Yes, you need to create the surface object each time you map the resource (acquire the CUDA array) from the OpenGL side. That is part of the hand-off from OpenGL to CUDA. That has synchronization.

I’m not aware, for example, that calling cudaCreateSurfaceObject has its own synchronizing effect (like cudaDeviceSynchronize()) but it may.
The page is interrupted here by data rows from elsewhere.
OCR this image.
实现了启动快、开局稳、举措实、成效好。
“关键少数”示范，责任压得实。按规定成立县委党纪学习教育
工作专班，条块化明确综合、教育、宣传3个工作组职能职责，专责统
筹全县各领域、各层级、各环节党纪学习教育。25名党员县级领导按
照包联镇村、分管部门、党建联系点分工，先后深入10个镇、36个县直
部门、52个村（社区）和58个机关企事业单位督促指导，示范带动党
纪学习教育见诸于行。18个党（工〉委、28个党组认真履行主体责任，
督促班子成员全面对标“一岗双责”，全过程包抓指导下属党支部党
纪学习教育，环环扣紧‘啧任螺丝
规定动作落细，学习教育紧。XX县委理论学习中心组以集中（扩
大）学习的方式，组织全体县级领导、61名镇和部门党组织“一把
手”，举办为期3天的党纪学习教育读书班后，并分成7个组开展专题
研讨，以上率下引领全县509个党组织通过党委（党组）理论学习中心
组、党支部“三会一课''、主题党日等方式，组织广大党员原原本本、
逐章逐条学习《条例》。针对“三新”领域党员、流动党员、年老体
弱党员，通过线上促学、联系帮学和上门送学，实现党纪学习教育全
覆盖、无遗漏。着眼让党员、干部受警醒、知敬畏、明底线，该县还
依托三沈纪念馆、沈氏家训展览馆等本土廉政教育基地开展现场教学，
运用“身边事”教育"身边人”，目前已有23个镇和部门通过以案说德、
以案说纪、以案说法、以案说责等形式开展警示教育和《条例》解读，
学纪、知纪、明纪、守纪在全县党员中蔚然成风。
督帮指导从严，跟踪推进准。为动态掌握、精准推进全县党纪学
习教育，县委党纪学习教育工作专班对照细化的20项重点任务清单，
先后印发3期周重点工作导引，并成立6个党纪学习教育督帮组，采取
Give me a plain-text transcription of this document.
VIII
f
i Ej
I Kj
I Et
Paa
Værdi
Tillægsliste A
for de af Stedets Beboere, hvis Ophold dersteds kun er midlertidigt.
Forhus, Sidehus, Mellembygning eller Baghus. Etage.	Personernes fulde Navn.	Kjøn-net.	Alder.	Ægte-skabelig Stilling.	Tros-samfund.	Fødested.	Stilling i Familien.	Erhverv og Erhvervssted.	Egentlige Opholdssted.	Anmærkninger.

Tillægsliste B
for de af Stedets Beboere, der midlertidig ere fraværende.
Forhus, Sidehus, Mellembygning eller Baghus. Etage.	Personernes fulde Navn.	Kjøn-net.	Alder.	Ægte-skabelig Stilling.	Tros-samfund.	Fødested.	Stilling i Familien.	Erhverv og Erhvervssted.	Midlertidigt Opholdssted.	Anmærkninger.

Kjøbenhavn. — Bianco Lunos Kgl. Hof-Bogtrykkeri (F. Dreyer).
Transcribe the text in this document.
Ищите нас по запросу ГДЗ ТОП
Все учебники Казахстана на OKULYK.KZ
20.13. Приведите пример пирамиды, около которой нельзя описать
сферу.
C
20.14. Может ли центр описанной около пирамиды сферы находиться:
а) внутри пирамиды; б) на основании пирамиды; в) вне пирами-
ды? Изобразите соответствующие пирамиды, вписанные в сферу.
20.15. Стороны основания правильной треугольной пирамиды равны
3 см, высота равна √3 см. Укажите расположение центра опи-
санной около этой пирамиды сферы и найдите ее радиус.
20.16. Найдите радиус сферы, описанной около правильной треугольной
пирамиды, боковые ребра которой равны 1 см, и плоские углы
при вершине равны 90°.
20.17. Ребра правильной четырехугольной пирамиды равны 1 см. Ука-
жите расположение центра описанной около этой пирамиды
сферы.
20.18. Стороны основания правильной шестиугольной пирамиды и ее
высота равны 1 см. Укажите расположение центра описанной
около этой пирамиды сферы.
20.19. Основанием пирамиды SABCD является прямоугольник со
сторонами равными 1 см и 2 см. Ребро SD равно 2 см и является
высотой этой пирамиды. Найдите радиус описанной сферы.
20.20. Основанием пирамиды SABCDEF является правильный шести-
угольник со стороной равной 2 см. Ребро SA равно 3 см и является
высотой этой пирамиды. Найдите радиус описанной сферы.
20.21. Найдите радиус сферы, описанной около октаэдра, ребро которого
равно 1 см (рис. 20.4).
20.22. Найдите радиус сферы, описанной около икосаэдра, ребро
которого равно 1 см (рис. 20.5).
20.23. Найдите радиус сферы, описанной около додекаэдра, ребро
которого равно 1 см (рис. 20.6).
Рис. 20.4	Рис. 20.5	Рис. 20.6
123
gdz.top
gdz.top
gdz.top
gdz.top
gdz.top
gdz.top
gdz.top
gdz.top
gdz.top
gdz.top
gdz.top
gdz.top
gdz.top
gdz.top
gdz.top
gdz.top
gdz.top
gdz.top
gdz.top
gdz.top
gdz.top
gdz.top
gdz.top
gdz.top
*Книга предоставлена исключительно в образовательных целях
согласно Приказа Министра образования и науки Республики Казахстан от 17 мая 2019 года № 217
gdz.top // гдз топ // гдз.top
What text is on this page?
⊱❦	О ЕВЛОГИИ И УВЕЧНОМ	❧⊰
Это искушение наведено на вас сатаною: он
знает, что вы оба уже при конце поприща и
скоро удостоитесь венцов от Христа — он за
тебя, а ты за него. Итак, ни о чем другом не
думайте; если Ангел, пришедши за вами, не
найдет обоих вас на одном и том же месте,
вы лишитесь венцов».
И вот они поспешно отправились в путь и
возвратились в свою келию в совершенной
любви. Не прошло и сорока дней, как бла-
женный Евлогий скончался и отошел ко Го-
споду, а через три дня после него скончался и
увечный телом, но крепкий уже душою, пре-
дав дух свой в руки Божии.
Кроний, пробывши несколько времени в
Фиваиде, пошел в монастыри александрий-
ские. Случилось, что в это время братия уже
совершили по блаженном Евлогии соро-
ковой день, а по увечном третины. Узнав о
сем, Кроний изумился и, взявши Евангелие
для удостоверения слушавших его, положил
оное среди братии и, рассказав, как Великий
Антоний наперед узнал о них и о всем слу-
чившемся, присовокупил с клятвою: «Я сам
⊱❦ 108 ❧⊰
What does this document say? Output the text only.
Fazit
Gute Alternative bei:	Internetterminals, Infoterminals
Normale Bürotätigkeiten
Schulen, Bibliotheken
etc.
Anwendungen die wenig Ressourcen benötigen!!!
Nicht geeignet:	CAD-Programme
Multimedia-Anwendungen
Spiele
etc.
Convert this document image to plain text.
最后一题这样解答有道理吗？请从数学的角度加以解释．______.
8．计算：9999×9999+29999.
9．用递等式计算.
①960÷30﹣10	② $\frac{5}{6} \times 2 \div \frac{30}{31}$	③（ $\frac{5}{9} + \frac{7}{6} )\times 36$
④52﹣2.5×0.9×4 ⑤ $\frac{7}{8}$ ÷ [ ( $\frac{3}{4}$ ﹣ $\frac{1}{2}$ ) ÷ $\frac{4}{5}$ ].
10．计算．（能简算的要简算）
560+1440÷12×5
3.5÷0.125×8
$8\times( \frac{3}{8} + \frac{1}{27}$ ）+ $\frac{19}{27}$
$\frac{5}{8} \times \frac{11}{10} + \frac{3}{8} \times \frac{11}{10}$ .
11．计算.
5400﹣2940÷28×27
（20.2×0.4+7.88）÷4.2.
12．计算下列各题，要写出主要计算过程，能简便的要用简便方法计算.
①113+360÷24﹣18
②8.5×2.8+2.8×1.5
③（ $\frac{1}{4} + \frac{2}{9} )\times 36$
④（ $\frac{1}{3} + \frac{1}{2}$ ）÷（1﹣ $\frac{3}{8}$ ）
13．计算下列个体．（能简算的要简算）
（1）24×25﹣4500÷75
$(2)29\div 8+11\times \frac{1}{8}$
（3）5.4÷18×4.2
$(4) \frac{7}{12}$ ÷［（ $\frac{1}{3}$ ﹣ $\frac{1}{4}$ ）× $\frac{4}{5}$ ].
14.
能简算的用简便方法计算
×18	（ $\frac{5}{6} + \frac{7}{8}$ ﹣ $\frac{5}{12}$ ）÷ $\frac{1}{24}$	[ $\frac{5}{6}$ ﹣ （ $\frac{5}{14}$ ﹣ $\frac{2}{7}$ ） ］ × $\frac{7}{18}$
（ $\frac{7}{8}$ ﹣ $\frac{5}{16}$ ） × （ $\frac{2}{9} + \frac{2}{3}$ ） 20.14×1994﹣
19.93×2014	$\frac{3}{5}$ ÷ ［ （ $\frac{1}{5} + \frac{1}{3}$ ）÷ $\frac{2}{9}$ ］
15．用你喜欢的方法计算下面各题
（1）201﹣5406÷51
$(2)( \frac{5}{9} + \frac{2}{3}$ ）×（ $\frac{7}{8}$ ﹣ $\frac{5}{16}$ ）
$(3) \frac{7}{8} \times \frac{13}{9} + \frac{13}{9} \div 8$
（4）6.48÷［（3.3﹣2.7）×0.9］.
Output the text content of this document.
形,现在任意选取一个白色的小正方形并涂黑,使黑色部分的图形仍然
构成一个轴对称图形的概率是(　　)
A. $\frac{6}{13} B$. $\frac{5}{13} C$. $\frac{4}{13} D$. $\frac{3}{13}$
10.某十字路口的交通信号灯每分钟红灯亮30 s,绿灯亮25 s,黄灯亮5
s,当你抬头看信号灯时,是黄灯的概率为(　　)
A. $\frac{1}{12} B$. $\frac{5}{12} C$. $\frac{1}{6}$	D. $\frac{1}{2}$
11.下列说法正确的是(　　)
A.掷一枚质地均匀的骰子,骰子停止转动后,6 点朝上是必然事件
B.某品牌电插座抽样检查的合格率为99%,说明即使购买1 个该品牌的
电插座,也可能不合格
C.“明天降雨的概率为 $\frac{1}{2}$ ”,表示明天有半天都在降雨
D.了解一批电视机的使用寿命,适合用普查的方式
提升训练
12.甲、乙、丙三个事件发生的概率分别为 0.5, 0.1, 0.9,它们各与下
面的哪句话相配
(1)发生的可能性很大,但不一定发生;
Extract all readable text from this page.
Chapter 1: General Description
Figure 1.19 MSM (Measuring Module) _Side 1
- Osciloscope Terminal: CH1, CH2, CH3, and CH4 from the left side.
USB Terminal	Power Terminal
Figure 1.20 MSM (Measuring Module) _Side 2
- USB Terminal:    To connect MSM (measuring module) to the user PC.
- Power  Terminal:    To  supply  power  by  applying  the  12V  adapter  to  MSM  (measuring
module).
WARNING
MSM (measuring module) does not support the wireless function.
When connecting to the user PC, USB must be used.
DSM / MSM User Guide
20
From what I can tell, cudaCreateSurfaceObject doesn’t seem to synchronize the CPU thread against pending GPU work:

$ cat t2023.cu

// Includes, system
#include <stdlib.h>
#include <stdio.h>
#include <string.h>
#include <math.h>

// Includes CUDA
#include <cuda_runtime.h>

// Utilities and timing functions
#include <helper_functions.h>    // includes cuda.h and cuda_runtime_api.h

// CUDA helper functions
#include <helper_cuda.h>         // helper functions for CUDA error check
#include <time.h>
#include <sys/time.h>
#define USECPSEC 1000000ULL

unsigned long long dtime_usec(unsigned long long start=0){

  timeval tv;
  gettimeofday(&tv, 0);
  return ((tv.tv_sec*USECPSEC)+tv.tv_usec)-start;
}
#define DELAY_CYCLES 10000000000ULL
__global__ void delay_kernel(unsigned long long delay){
  unsigned long long start = clock64();
  while (clock64() < (start+delay));
}

int main(){
    int width = 1024;
    int height = 1024;
    unsigned long long start = dtime_usec(0);
    // Allocate array and copy image data
    cudaChannelFormatDesc channelDesc =
        cudaCreateChannelDesc(32, 0, 0, 0, cudaChannelFormatKindFloat);
    cudaArray *cuArray;
    checkCudaErrors(cudaMallocArray(&cuArray,
                                    &channelDesc,
                                    width,
                                    height,
                                    cudaArraySurfaceLoadStore));

    dim3 dimBlock(8, 8, 1);
    dim3 dimGrid(width / dimBlock.x, height / dimBlock.y, 1);

    cudaSurfaceObject_t outputSurface;
    cudaResourceDesc    surfRes;
    memset(&surfRes, 0, sizeof(cudaResourceDesc));
    surfRes.resType = cudaResourceTypeArray;
    surfRes.res.array.array = cuArray;
    delay_kernel<<<1,1>>>(DELAY_CYCLES);
    checkCudaErrors(cudaCreateSurfaceObject(&outputSurface, &surfRes));
    unsigned long long dk = dtime_usec(start);
    printf("surface object creation completed at: %lu\n", dk);
    checkCudaErrors(cudaDeviceSynchronize());
    unsigned long long ds = dtime_usec(start);
    printf("kernel completed at: %lu\n", ds);

    checkCudaErrors(cudaFreeArray(cuArray));
}
$ nvcc -o t2023 t2023.cu -I/usr/local/cuda/samples/common/inc
$ ./t2023
surface object creation completed at: 323261
kernel completed at: 7558553
$

CUDA 11.4, Tesla V100, driver 470.57.02, CentOS 7

What would seem logical to me is that the mapping function synchronizes on OpenGL pending work, and the unmapping function synchronizes on CUDA pending work, but I haven’t checked that out. You might be able to use a methodology similar to above to answer that.

Thanks for the code.

I’ll try a similar measurement on my side.

Let me mark this issue as resolved.

This topic was automatically closed 14 days after the last reply. New replies are no longer allowed.